KawiSafi Ventures invests in clean energy technologies and access in emerging markets. The Acumen subsidiary is looking to raise $200 million for its second fund, which is deepening its focus on women in the clean energy transition.
“We want to source a pipeline that has gender representation,” KawiSafi’s Amar Inamdar told ImpactAlpha.
Women-led or owned companies must make up 30% of the portfolio. The Nairobi-based fund manager is also earmarking $10 million for technical assistance to support gender inclusion across its portfolio.
The African Development Bank’s made a junior equity investment of $10 million in the fund from its $95 million Sustainable Energy Fund for Africa, which aims to pull more private investment into clean energy. The investment follows an anchor investment last year from the Green Climate Fund.
Follow-on capital
Acumen launched KawiSafi in 2016 to make patient, growth-stage investments in Africa’s clean energy companies. It closed its $67 million first fund three years later; its portfolio includes early off-grid energy players like Bboxx and d.light.
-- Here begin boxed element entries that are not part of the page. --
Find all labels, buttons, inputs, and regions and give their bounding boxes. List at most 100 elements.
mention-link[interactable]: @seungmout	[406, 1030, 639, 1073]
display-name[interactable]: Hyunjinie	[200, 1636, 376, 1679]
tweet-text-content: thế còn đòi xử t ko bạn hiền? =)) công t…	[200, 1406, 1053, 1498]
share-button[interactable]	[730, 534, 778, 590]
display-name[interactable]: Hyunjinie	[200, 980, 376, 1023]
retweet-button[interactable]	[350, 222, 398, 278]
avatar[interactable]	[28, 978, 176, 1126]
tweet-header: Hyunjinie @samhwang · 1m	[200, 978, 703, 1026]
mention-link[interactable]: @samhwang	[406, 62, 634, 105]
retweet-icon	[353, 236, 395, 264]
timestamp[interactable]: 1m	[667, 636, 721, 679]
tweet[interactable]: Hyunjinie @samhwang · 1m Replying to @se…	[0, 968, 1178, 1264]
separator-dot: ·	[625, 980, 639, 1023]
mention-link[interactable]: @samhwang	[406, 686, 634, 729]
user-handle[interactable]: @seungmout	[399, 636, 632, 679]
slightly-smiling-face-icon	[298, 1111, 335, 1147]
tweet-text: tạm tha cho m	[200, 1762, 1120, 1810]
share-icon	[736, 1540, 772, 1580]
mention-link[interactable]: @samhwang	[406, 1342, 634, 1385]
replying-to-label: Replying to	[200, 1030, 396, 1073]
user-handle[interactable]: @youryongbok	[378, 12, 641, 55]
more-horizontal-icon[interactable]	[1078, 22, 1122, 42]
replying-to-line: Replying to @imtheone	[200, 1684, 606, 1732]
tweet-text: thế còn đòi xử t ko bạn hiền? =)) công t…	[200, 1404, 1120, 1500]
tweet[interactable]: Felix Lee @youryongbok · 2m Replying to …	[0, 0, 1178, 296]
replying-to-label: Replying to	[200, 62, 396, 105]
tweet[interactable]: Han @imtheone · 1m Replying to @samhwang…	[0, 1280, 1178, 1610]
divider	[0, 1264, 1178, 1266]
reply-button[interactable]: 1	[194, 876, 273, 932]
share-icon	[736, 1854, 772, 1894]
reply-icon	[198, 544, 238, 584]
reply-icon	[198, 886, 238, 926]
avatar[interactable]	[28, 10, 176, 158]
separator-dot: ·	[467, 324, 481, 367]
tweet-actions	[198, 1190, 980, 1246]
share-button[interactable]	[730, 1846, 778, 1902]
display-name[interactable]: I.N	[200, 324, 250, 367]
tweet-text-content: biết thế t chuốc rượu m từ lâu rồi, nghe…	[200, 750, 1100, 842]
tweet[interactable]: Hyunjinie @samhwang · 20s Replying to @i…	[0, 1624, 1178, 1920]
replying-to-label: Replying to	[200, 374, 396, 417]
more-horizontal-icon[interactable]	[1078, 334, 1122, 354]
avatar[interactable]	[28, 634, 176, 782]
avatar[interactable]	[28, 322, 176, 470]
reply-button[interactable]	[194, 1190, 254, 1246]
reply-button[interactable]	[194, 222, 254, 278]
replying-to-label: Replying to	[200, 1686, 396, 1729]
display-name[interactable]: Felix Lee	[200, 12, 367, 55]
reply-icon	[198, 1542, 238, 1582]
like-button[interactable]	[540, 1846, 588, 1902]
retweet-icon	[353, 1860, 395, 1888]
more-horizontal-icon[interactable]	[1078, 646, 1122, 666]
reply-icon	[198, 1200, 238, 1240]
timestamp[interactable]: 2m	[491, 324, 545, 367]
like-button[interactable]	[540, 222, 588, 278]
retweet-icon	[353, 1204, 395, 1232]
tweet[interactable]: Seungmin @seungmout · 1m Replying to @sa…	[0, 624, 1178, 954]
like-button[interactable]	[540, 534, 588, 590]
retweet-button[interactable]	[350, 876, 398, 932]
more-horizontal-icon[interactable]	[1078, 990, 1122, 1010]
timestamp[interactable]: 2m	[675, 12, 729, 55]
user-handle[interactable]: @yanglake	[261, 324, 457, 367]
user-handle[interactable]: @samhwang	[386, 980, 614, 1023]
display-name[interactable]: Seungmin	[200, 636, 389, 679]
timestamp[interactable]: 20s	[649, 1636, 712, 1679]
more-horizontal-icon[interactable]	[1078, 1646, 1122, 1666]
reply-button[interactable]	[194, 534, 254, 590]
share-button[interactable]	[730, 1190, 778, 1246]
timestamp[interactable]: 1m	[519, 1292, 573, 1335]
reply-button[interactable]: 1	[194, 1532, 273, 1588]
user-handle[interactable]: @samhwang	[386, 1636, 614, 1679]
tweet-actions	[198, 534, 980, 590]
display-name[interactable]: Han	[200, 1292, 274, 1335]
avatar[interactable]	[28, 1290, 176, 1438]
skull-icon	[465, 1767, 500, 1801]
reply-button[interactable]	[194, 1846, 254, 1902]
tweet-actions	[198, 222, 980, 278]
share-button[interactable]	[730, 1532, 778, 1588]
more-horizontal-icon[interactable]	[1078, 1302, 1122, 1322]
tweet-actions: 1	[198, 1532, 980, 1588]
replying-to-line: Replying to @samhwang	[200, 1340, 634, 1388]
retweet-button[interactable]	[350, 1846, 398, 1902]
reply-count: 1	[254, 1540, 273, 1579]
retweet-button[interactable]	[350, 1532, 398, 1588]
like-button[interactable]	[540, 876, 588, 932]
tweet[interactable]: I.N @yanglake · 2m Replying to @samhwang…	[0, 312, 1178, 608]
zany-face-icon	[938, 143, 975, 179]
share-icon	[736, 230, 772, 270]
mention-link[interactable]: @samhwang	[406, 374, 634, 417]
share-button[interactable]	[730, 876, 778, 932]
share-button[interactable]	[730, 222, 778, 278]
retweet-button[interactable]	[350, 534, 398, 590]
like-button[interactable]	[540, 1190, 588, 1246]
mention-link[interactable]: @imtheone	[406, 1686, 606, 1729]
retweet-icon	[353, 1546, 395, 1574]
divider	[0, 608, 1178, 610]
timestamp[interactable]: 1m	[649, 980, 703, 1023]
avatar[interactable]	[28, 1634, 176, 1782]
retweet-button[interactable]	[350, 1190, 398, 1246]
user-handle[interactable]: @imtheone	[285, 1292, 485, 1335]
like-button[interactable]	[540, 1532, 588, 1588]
“Our key learning from our first fund is we need more capital for follow up,” Inamdar said.
The firm has also seen more female entrepreneurs in the market raising capital, especially since a climate + gender event on the sidelines of last year’s Africa Climate Summit in Nairobi.
The fund will cut equity checks of up to $5 million for e-mobility, distributed renewables and batteries-as-a-service companies.
Gender accountability
In addition to the number of female entrepreneurs it backs, the fund will track the reach and benefits of portfolio companies’ products and services for women, the number of women employed and in management, and whether investees have gender-inclusive policies and procedures.
In partnership with Strathmore University in Nairobi, KawiSafi trains rural women in sales and development of solar products.